Flip the meter to ohm (the upside down U symbol with feet) and put leads in the com. and ohm jacks. When you touch the leads together, you should read 0. or real close too it (some meters will never actually read 0 but are 'close enough'.

Now , no power hooked up, slightly pull track apart about an inch. Read from pin to hole and you should get a low reading or 0.  Problem rail(s)will read higher than a good ones , or "bounce" as the test current pulses/ surges from trying to literally jump across a poor connection. (some digital meters will just "hunt" endlessly with no reading and some have peak/hold options...etc etc) 

    Now you know which rail has issues, so now move around the layout measuring just that rail at arms length 3-4 pieces at a time of it, till you find the bad area. Then single it out. 

AND OR disconnect track near the power, run the engine railed on the power side till it stops. There is your gremlin, look hard.

  Shine all connection tabs, etc. with a wire brush or contact cleaner, etc. They are likely clean looking, but that doesn't mean a whole lot with plated metal. It seems the oxidation is invisible or something on modern plated metal connections. (outside the train world too). Whatever has changed in the plating process doesn't seem like an improvent to me really.

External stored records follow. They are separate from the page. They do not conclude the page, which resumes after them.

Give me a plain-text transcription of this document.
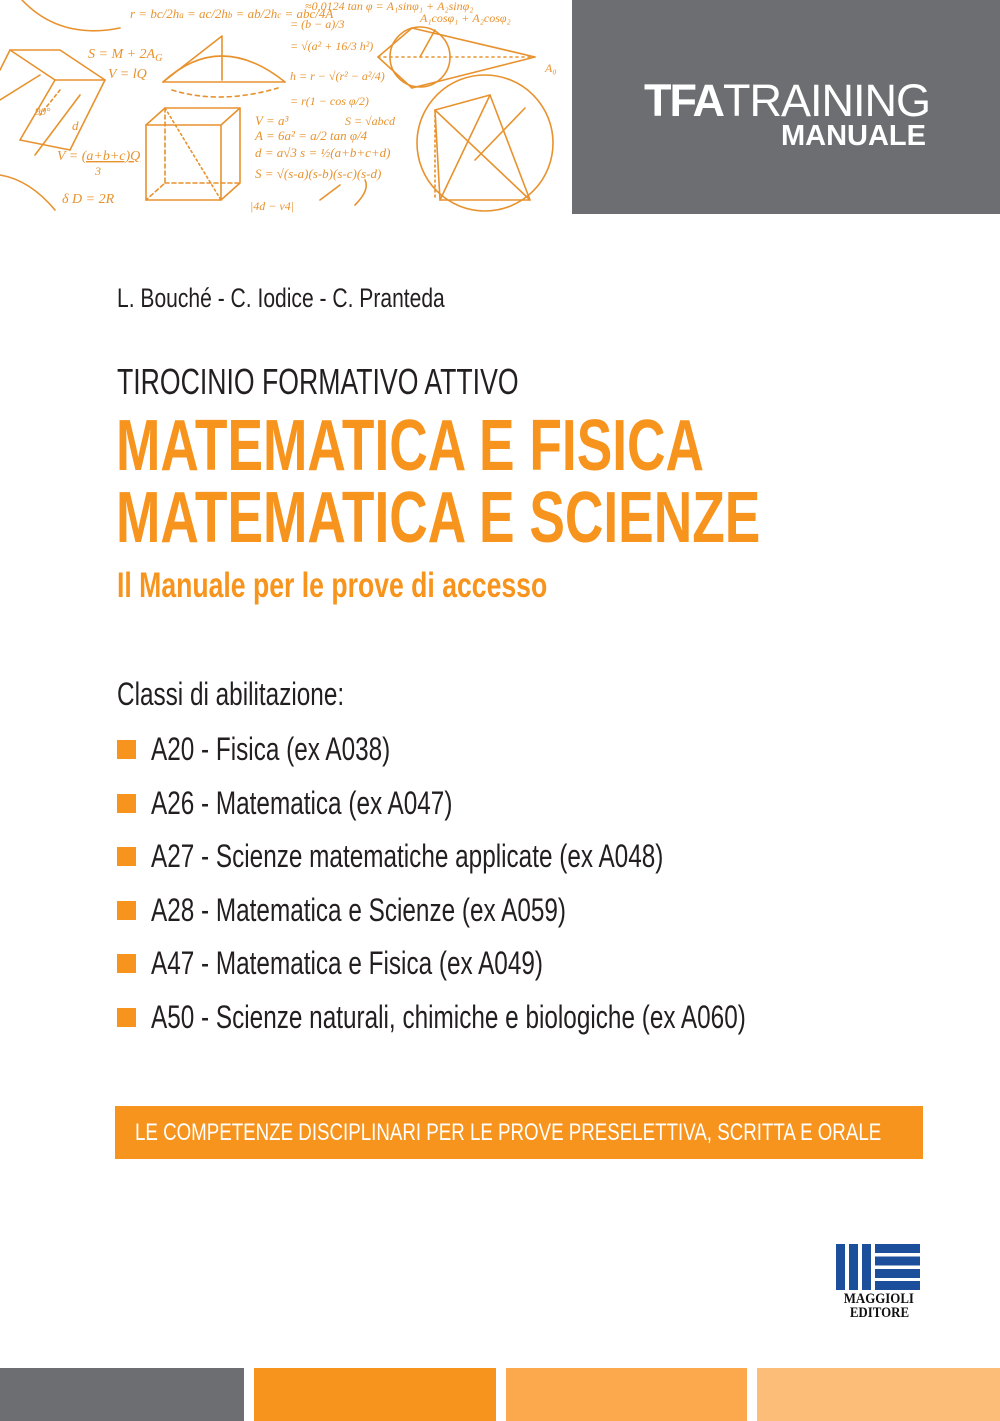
90°
d
$S = M + 2A_G$
V = lQ
V = (a+b+c)Q
3
δ D = 2R
r = bc/2ha = ac/2hb = ab/2hc = abc/4A
V = a³
A = 6a² = a/2 tan φ/4
d = a√3 s = ½(a+b+c+d)
S = √(s-a)(s-b)(s-c)(s-d)
S = √abcd
= r(1 − cos φ/2)
h = r − √(r² − a²/4)
= √(a² + 16/3 h²)
= (b − a)/3
≈0,0124 tan φ = A₁sinφ₁ + A₂sinφ₂
A₁cosφ₁ + A₂cosφ₂
|4d − v4|
A₀
TFATRAINING
MANUALE
L. Bouché - C. Iodice - C. Pranteda
TIROCINIO FORMATIVO ATTIVO
MATEMATICA E FISICA
MATEMATICA E SCIENZE
Il Manuale per le prove di accesso
Classi di abilitazione:
A20 - Fisica (ex A038)
A26 - Matematica (ex A047)
A27 - Scienze matematiche applicate (ex A048)
A28 - Matematica e Scienze (ex A059)
A47 - Matematica e Fisica (ex A049)
A50 - Scienze naturali, chimiche e biologiche (ex A060)
LE COMPETENZE DISCIPLINARI PER LE PROVE PRESELETTIVA, SCRITTA E ORALE
MAGGIOLI
EDITORE
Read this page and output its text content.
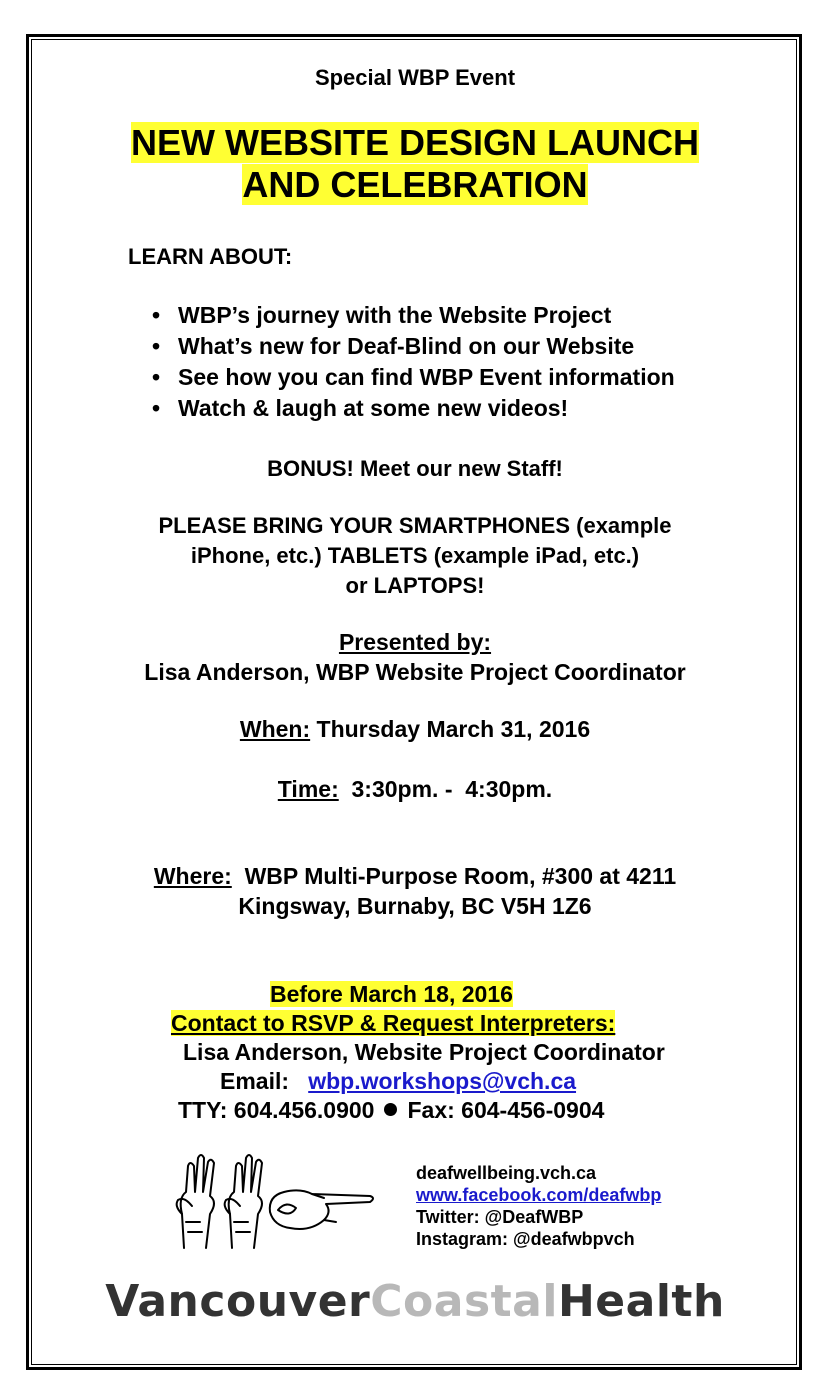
Special WBP Event
NEW WEBSITE DESIGN LAUNCH
AND CELEBRATION
LEARN ABOUT:
• WBP’s journey with the Website Project
• What’s new for Deaf-Blind on our Website
• See how you can find WBP Event information
• Watch & laugh at some new videos!
BONUS! Meet our new Staff!
PLEASE BRING YOUR SMARTPHONES (example
iPhone, etc.) TABLETS (example iPad, etc.)
or LAPTOPS!
Presented by:
Lisa Anderson, WBP Website Project Coordinator
When: Thursday March 31, 2016
Time: 3:30pm. -  4:30pm.
Where: WBP Multi-Purpose Room, #300 at 4211
Kingsway, Burnaby, BC V5H 1Z6
Before March 18, 2016
Contact to RSVP & Request Interpreters:
Lisa Anderson, Website Project Coordinator
Email: wbp.workshops@vch.ca
TTY: 604.456.0900 Fax: 604-456-0904
deafwellbeing.vch.ca
www.facebook.com/deafwbp
Twitter: @DeafWBP
Instagram: @deafwbpvch
VancouverCoastalHealth
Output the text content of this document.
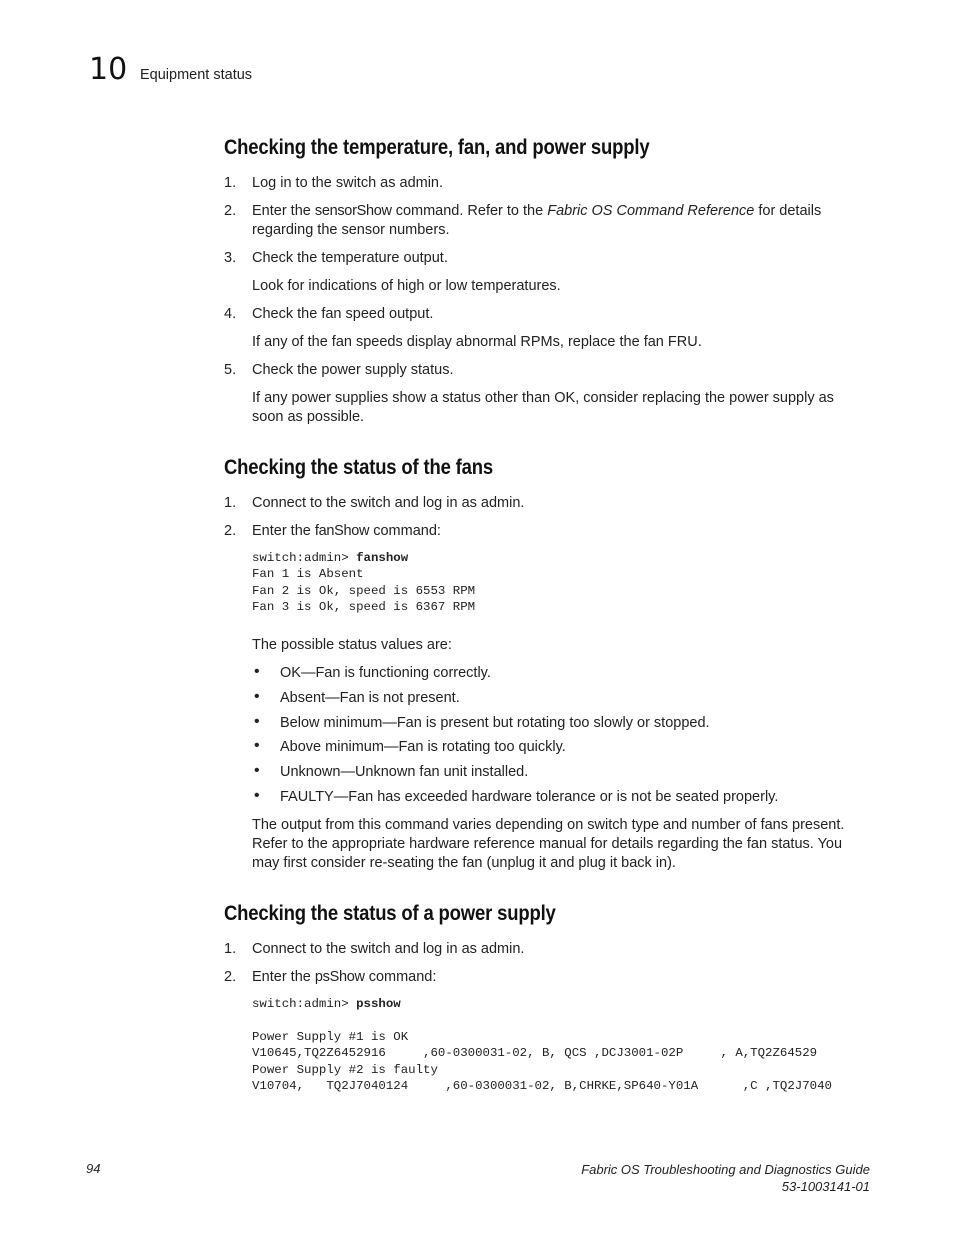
10 Equipment status
Checking the temperature, fan, and power supply
1.	Log in to the switch as admin.
2.	Enter the sensorShow command. Refer to the Fabric OS Command Reference for details regarding the sensor numbers.
3.	Check the temperature output.
Look for indications of high or low temperatures.
4.	Check the fan speed output.
If any of the fan speeds display abnormal RPMs, replace the fan FRU.
5.	Check the power supply status.
If any power supplies show a status other than OK, consider replacing the power supply as soon as possible.
Checking the status of the fans
1.	Connect to the switch and log in as admin.
2.	Enter the fanShow command:
switch:admin> fanshow
Fan 1 is Absent
Fan 2 is Ok, speed is 6553 RPM
Fan 3 is Ok, speed is 6367 RPM
The possible status values are:
• OK—Fan is functioning correctly.
• Absent—Fan is not present.
• Below minimum—Fan is present but rotating too slowly or stopped.
• Above minimum—Fan is rotating too quickly.
• Unknown—Unknown fan unit installed.
• FAULTY—Fan has exceeded hardware tolerance or is not be seated properly.
The output from this command varies depending on switch type and number of fans present. Refer to the appropriate hardware reference manual for details regarding the fan status. You may first consider re-seating the fan (unplug it and plug it back in).
Checking the status of a power supply
1.	Connect to the switch and log in as admin.
2.	Enter the psShow command:
switch:admin> psshow

Power Supply #1 is OK
V10645,TQ2Z6452916     ,60-0300031-02, B, QCS ,DCJ3001-02P     , A,TQ2Z64529
Power Supply #2 is faulty
V10704,   TQ2J7040124     ,60-0300031-02, B,CHRKE,SP640-Y01A      ,C ,TQ2J7040
94	Fabric OS Troubleshooting and Diagnostics Guide
53-1003141-01
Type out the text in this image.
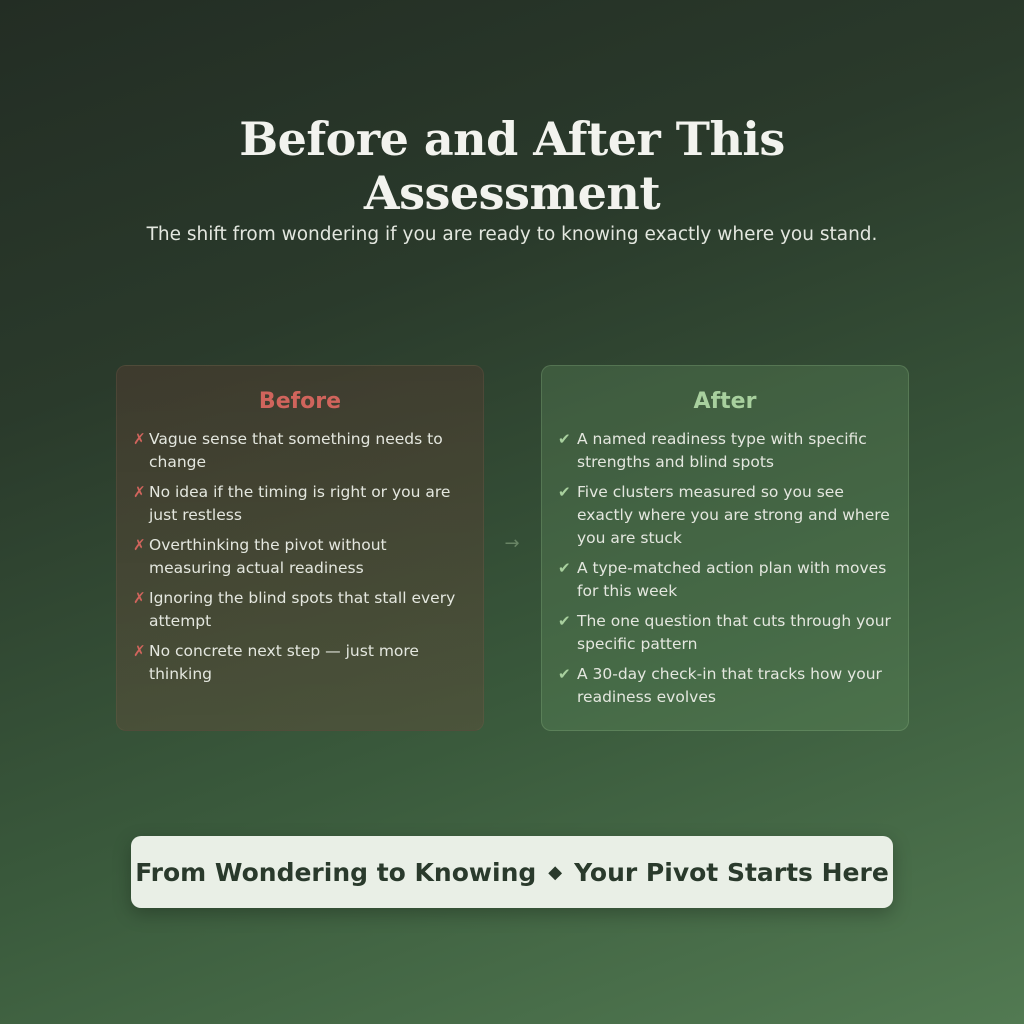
Before and After This
Assessment
The shift from wondering if you are ready to knowing exactly where you stand.
Before
✗ Vague sense that something needs to change
✗ No idea if the timing is right or you are just restless
✗ Overthinking the pivot without measuring actual readiness
✗ Ignoring the blind spots that stall every attempt
✗ No concrete next step — just more thinking
→
After
✔ A named readiness type with specific strengths and blind spots
✔ Five clusters measured so you see exactly where you are strong and where you are stuck
✔ A type-matched action plan with moves for this week
✔ The one question that cuts through your specific pattern
✔ A 30-day check-in that tracks how your readiness evolves
From Wondering to Knowing ◆ Your Pivot Starts Here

Check pin fit too, look for possible shorts in underside wire, etc.etc

Assuming that has all been done over and over, and not in haste.... Move the tracks power connection a few feet. Does the problem move? Yes- Add a second power connection and it should "balance". No- replace that piece of track or run wire to jump it into the circuit.

 

....Your not running a bunch of lighted passenger cars too when you have issues are you?